Compsognathus fut longtemps connu par un seul squelette découvert dans les calcaires lithographiques du Jurassique terminal de Solnhofen en Bavière dans les années 1850. Ce petit squelette, préservé sur une plaque de calcaire lithographique, est remarquablement bien conservé et sous ses côtes on peut observer quelques os minuscules qui donnent de précieuses indications sur le dernier repas de la bestiole. Marsh fut le premier à remarquer ces petits os, en 1881. Il considéra qu’il s’agissait des ossements d’un embryon, voire d’un bébé Compsognathus boulotté par un adulte cannibale. Marsh favorisait cependant la première explication, y trouvant son principal argument de la viviparité des dinosaures jusqu’à ce que l’illustre Baron Nopcsa ne démontre, en 1903, qu’il s’agissait des os d’un petit lézard. En 1978 le paléontologue américain Ostrom suggéra que ce minuscule squelette était celui du lézard Bavarisaurus, avalé entier par ce goinfre de Compsognathus. Dans l’intervalle un second squelette de Compsognathus fut découvert dans le Var, à Canjuers, au début des années 70. Cet animal d’un mètre quarante est actuellement considéré comme appartenant à la même espèce que le petit dinosaure de Bavière (lequel ne mesure que 75 cm de long). Comme en Bavière, le contenu stomacal du Compsognathus varois est préservé : au menu du lézard et/ou du sphénodontidé.
Voici pour l’alimentation des Compsognathus européens, passons à leurs cousins asiatiques : Lida Xing et son équipe sino-canadienne viennent de publier dans la revue PLOS-One le résultat de leurs travaux sur le contenu stomacal de deux compsognathidés chinois, en provenance des gisements du Liaoning en Mandchourie. Les deux squelettes appartiennent à l’espèce Sinocalliopteryx gigas et datent de la première moitié du Crétacé inférieur (entre 145 et 130 millions d’années). Comme son nom l’indique, Sinocalliopteryx gigas est un gros (gigas) compsognathidé chinois (sino) pourvu de jolies (callios) plumes (pteryx). Je ne discuterai pas ici de la beauté de ces plumes qui paraît avoir frappé les auteurs de ce nom, me contentant de rappeler qu’il s’agit de protoplumes, c’est-à-dire de longs filaments plus ou moins ramifiés. Bref ce n’est de toute façon pas l’extérieur de la bête qui préoccupait ici Xing et ses collègues mais l’intérieur, et plus précisément le contenu stomacal de Sinocalliopteryx, qui soit dit en passant est un géant à l’échelle des compsognathidés seulement puisqu’il mesure environ deux mètres quarante du bout du museau au bout de la queue.

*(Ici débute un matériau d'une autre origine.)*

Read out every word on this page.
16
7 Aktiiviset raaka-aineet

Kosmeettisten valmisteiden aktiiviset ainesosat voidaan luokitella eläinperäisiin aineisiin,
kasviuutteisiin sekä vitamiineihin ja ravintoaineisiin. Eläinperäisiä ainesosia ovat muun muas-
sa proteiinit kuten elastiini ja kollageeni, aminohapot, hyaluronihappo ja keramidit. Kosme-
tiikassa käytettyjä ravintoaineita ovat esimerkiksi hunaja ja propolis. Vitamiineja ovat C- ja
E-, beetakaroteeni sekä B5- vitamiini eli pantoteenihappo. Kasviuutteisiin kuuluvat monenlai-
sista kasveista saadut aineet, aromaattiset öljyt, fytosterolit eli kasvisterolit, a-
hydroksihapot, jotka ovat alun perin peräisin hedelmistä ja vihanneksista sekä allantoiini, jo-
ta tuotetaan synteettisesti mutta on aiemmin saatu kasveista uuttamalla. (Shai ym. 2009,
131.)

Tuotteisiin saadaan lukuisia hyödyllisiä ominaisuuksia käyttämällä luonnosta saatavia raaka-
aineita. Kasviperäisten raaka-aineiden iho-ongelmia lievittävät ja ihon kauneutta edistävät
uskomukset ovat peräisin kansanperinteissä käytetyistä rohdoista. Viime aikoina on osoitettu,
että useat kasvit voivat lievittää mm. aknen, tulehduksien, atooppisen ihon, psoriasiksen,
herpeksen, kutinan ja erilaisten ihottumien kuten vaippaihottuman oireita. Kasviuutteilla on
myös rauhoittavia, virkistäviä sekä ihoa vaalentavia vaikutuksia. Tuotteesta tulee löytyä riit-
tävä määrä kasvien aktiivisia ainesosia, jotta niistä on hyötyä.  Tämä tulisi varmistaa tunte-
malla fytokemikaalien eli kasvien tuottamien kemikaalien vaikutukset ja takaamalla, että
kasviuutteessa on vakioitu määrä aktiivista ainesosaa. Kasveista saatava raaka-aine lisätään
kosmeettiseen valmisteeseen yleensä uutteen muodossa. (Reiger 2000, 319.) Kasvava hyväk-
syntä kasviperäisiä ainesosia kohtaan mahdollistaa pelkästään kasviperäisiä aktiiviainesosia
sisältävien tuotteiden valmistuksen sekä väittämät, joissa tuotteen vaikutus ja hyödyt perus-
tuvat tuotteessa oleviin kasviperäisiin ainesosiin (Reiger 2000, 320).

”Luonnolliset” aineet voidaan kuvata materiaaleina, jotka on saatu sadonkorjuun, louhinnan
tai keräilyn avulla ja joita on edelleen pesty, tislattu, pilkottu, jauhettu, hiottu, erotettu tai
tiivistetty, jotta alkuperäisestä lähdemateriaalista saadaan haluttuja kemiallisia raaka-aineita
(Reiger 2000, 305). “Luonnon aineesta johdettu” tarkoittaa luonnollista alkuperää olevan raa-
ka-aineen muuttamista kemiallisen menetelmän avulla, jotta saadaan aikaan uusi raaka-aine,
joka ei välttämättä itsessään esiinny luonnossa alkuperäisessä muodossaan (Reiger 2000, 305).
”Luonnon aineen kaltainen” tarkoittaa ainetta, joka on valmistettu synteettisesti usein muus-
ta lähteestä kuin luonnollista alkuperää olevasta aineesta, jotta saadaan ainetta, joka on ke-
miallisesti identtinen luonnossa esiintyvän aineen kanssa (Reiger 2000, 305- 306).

Les résultats de cette autopsie nous apprennent que Sinocalliopteryx grignotait volontiers de petits dromaeosaures comme Sinornithosaurus ; l’un des deux squelettes étudiés contient aussi des restes de deux Confuciusornis, qui comme nul ne l’ignore sont de jolis oiseaux chinois. Un os pouvant appartenir à un petit dinosaure ornithopode a aussi été identifié. A noter que ce compsognathidé était lui aussi un abominable goinfre, puisque c’est presque toute une patte de dromaeosaure, avec ses griffes, que l’on a retrouvé à l’intérieur de son squelette : essayez d’avaler d’un coup un pilon de poulet avec le tibiotarse et les doigts pour voir !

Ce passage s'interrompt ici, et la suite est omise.